In secondo luogo, la Francia è attaccata quanto e più di noi alla canna di Bce; al punto da desiderare una nuova cura Monti per l’Italia, col fine inespresso di gettarla in deflazione, dunque ridurre l’inflazione media dell’Eurozona, dunque consentire a Bce di proseguire ad libitum la monetizzazione in corso del debito francese. Lo aveva fatto sapere due settimane fa Alain Minc, lo ha ripetuto ieri Trichet, che citiamo: “le riforme strutturali sono imprescindibili, oso dire soprattutto in Italia … dovremo rassicurare molto rapidamente investitori e risparmiatori. Devono sapere che possono avere fiducia”. Ma Draghi non viene a fare Monti, lo abbiamo visto, quindi deve proporre a Parigi una alternativa, che non può essere la mera segregazione, non avendo la Francia corretto i propri saldi esterni: in effetti, solo la separazione vera e propria di Bce in una Bce tedesca ed una Bce francese, garantirebbe l’esito desiderato. Alla bisogna, se c’è qualcuno che può convincere i francesi, questo è proprio Draghi.

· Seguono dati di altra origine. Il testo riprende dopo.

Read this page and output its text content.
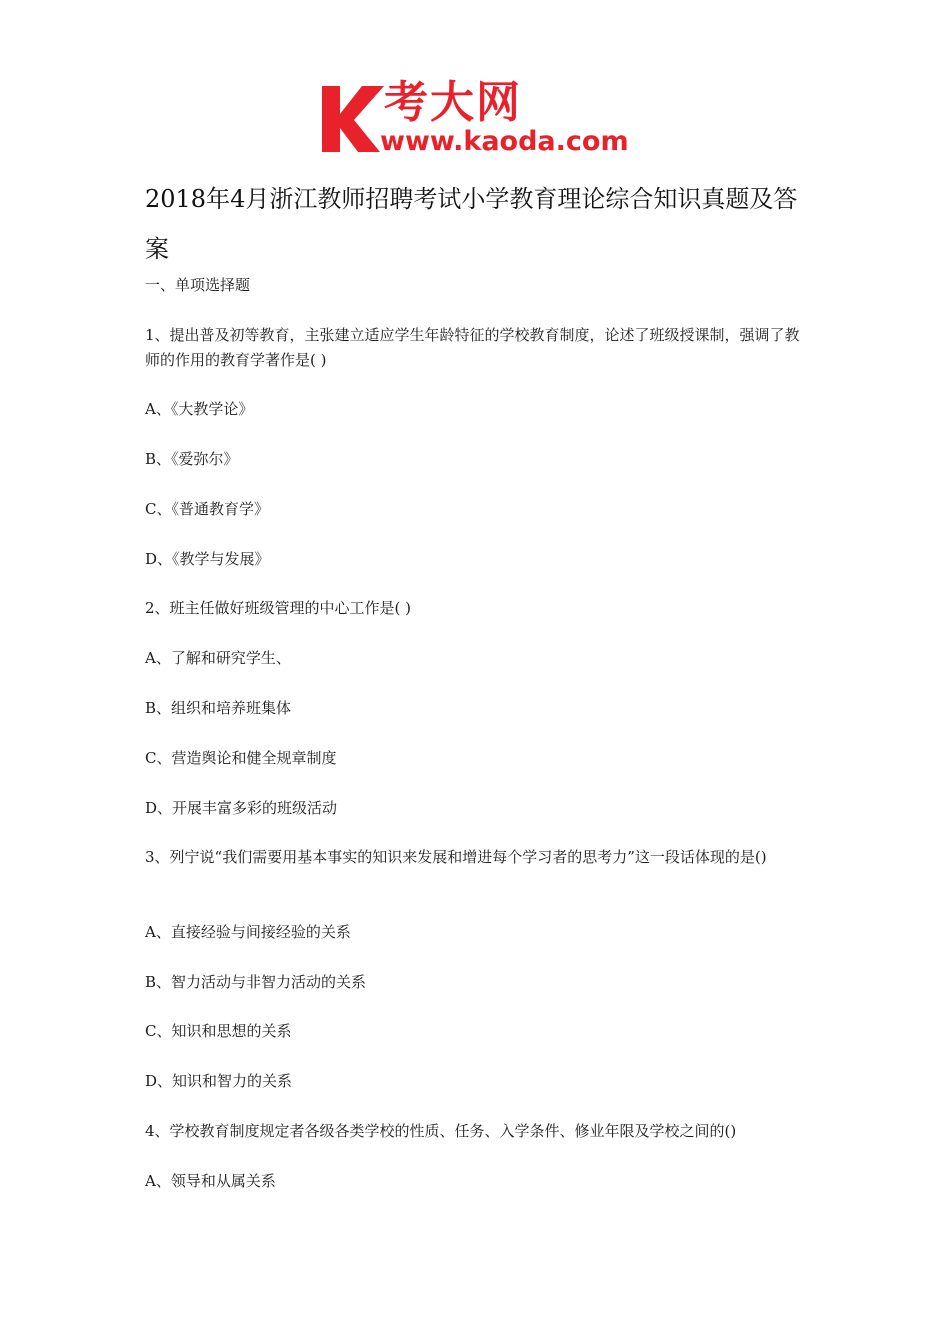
考大网
www.kaoda.com
2018年4月浙江教师招聘考试小学教育理论综合知识真题及答案
一、单项选择题
1、提出普及初等教育，主张建立适应学生年龄特征的学校教育制度，论述了班级授课制，强调了教师的作用的教育学著作是( )
A、《大教学论》
B、《爱弥尔》
C、《普通教育学》
D、《教学与发展》
2、班主任做好班级管理的中心工作是( )
A、了解和研究学生、
B、组织和培养班集体
C、营造舆论和健全规章制度
D、开展丰富多彩的班级活动
3、列宁说“我们需要用基本事实的知识来发展和增进每个学习者的思考力”这一段话体现的是()
A、直接经验与间接经验的关系
B、智力活动与非智力活动的关系
C、知识和思想的关系
D、知识和智力的关系
4、学校教育制度规定者各级各类学校的性质、任务、入学条件、修业年限及学校之间的()
A、领导和从属关系
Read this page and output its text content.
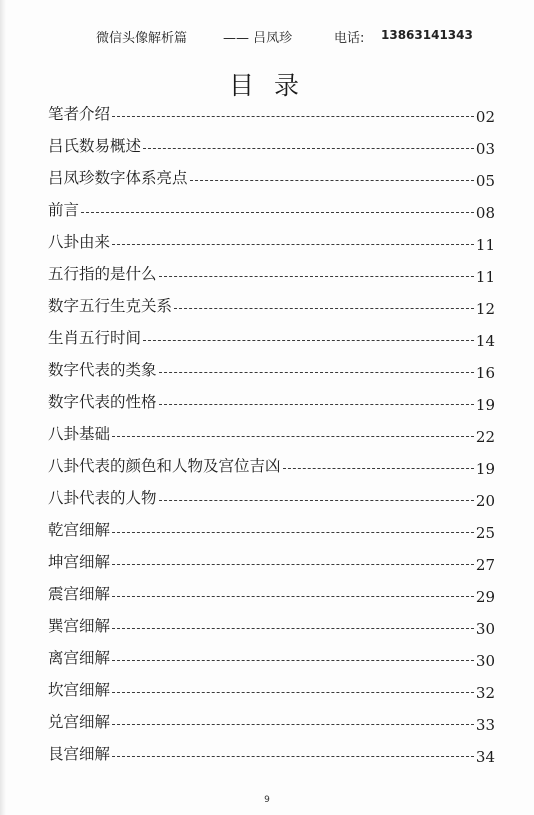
微信头像解析篇	—— 吕凤珍	电话: 13863141343
目 录
笔者介绍	02
吕氏数易概述	03
吕凤珍数字体系亮点	05
前言	08
八卦由来	11
五行指的是什么	11
数字五行生克关系	12
生肖五行时间	14
数字代表的类象	16
数字代表的性格	19
八卦基础	22
八卦代表的颜色和人物及宫位吉凶	19
八卦代表的人物	20
乾宫细解	25
坤宫细解	27
震宫细解	29
巽宫细解	30
离宫细解	30
坎宫细解	32
兑宫细解	33
艮宫细解	34
9
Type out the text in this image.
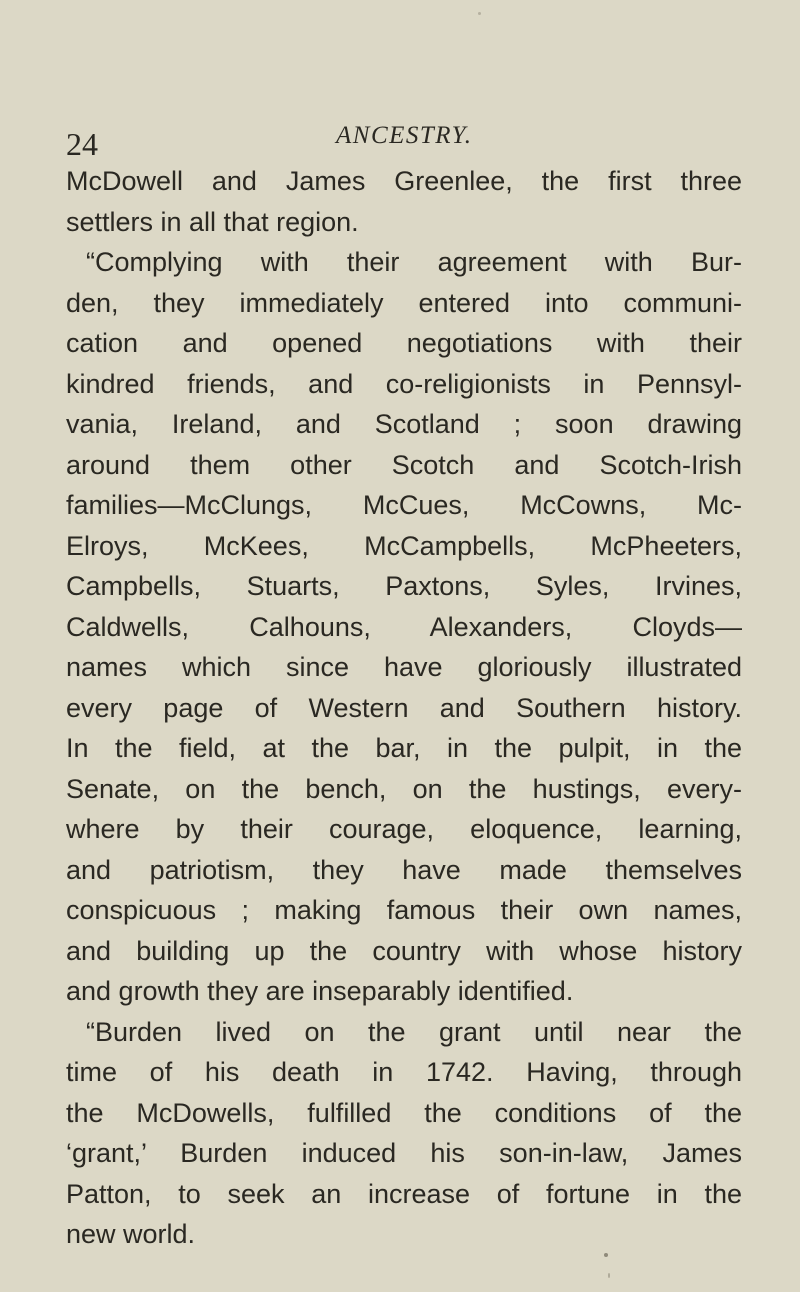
24	ANCESTRY.
McDowell and James Greenlee, the first three
settlers in all that region.
“Complying with their agreement with Bur-
den, they immediately entered into communi-
cation and opened negotiations with their
kindred friends, and co-religionists in Pennsyl-
vania, Ireland, and Scotland ; soon drawing
around them other Scotch and Scotch-Irish
families—McClungs, McCues, McCowns, Mc-
Elroys, McKees, McCampbells, McPheeters,
Campbells, Stuarts, Paxtons, Syles, Irvines,
Caldwells, Calhouns, Alexanders, Cloyds—
names which since have gloriously illustrated
every page of Western and Southern history.
In the field, at the bar, in the pulpit, in the
Senate, on the bench, on the hustings, every-
where by their courage, eloquence, learning,
and patriotism, they have made themselves
conspicuous ; making famous their own names,
and building up the country with whose history
and growth they are inseparably identified.
“Burden lived on the grant until near the
time of his death in 1742. Having, through
the McDowells, fulfilled the conditions of the
‘grant,’ Burden induced his son-in-law, James
Patton, to seek an increase of fortune in the
new world.
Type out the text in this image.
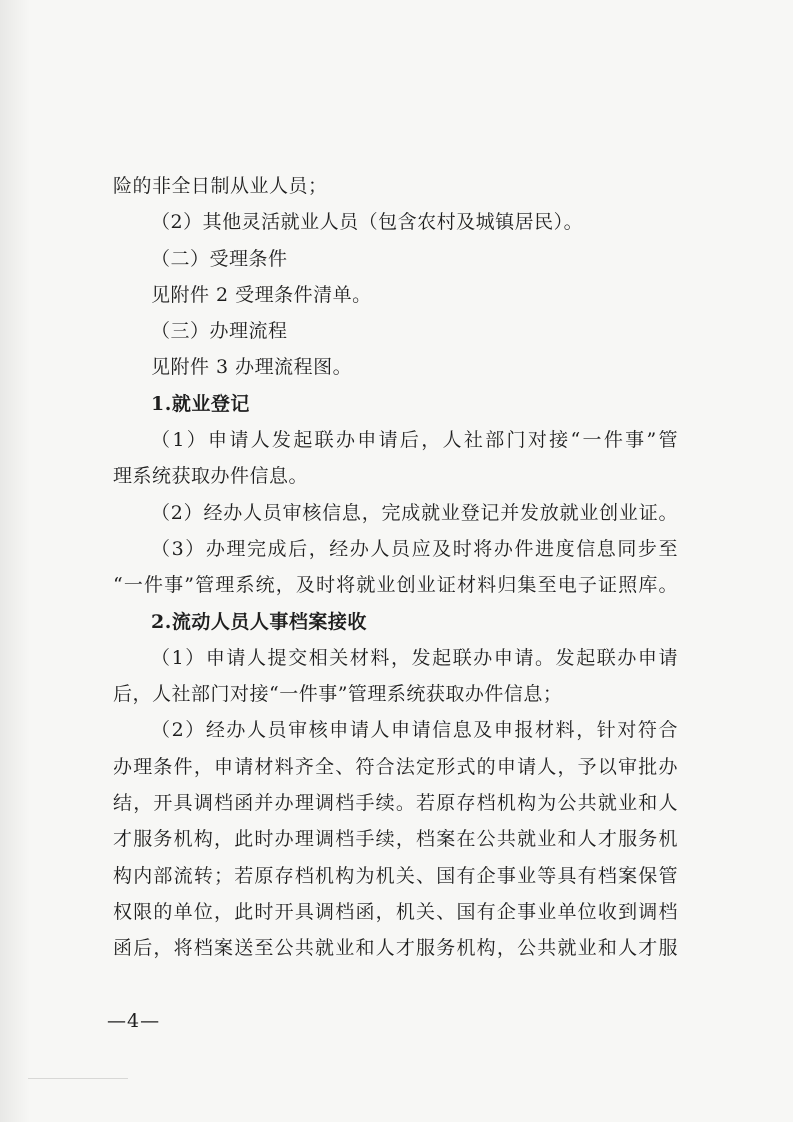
险的非全日制从业人员；
（2）其他灵活就业人员（包含农村及城镇居民）。
（二）受理条件
见附件 2 受理条件清单。
（三）办理流程
见附件 3 办理流程图。
1.就业登记
（1）申请人发起联办申请后，人社部门对接“一件事”管
理系统获取办件信息。
（2）经办人员审核信息，完成就业登记并发放就业创业证。
（3）办理完成后，经办人员应及时将办件进度信息同步至
“一件事”管理系统，及时将就业创业证材料归集至电子证照库。
2.流动人员人事档案接收
（1）申请人提交相关材料，发起联办申请。发起联办申请
后，人社部门对接“一件事”管理系统获取办件信息；
（2）经办人员审核申请人申请信息及申报材料，针对符合
办理条件，申请材料齐全、符合法定形式的申请人，予以审批办
结，开具调档函并办理调档手续。若原存档机构为公共就业和人
才服务机构，此时办理调档手续，档案在公共就业和人才服务机
构内部流转；若原存档机构为机关、国有企事业等具有档案保管
权限的单位，此时开具调档函，机关、国有企事业单位收到调档
函后，将档案送至公共就业和人才服务机构，公共就业和人才服
—4—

Insomma, la Lega dovrebbe interrogare Draghi sul suo Piano B: cosa farà, il giorno in cui saranno cadute le frottole del Recovery Fund e saranno finiti gli acquisti di Bce? Ragionando per estremi, se egli rispondesse, “faccio come Monti”, sarebbe l’annuncio di un prossimo reciproco addio; se rispondesse, “Bce Francese se Parigi ci sta, segregazione italiana se Parigi non ci sta”, sarebbe l’inizio di una bella amicizia. Questo secondo estremo è, da mesi, il nostro orizzonte, oggi divenuto pure quello del quotidiano conservatore britannico The Telegraph, che citiamo: “l’uomo che ha impiegato la propria vita pubblica cercando di far entrare l’Italia nell’euro e di tenercela potrebbe, per scherzo del destino, divenire l’uomo che deve sorvegliarne l’uscita risanatrice. Egli sarebbe perfettamente adatto al compito”.

Non si tratterebbe della fine del movimento liberale in Italia, anzi: esso si libererebbe del proprio più ingombrante alleato, il vincolo esterno che ha portato solo depressione, attraverso Draghi intestandosi un successo che gli consentirebbe di dare inizio ad una nuova egemonia politica, liberale senza l’Euro. Né si tratterebbe della fine dell’europeismo italiano, anzi: l’Ue è cosa diversa dall’Euro. L’Unione senza l’Euro è possibile.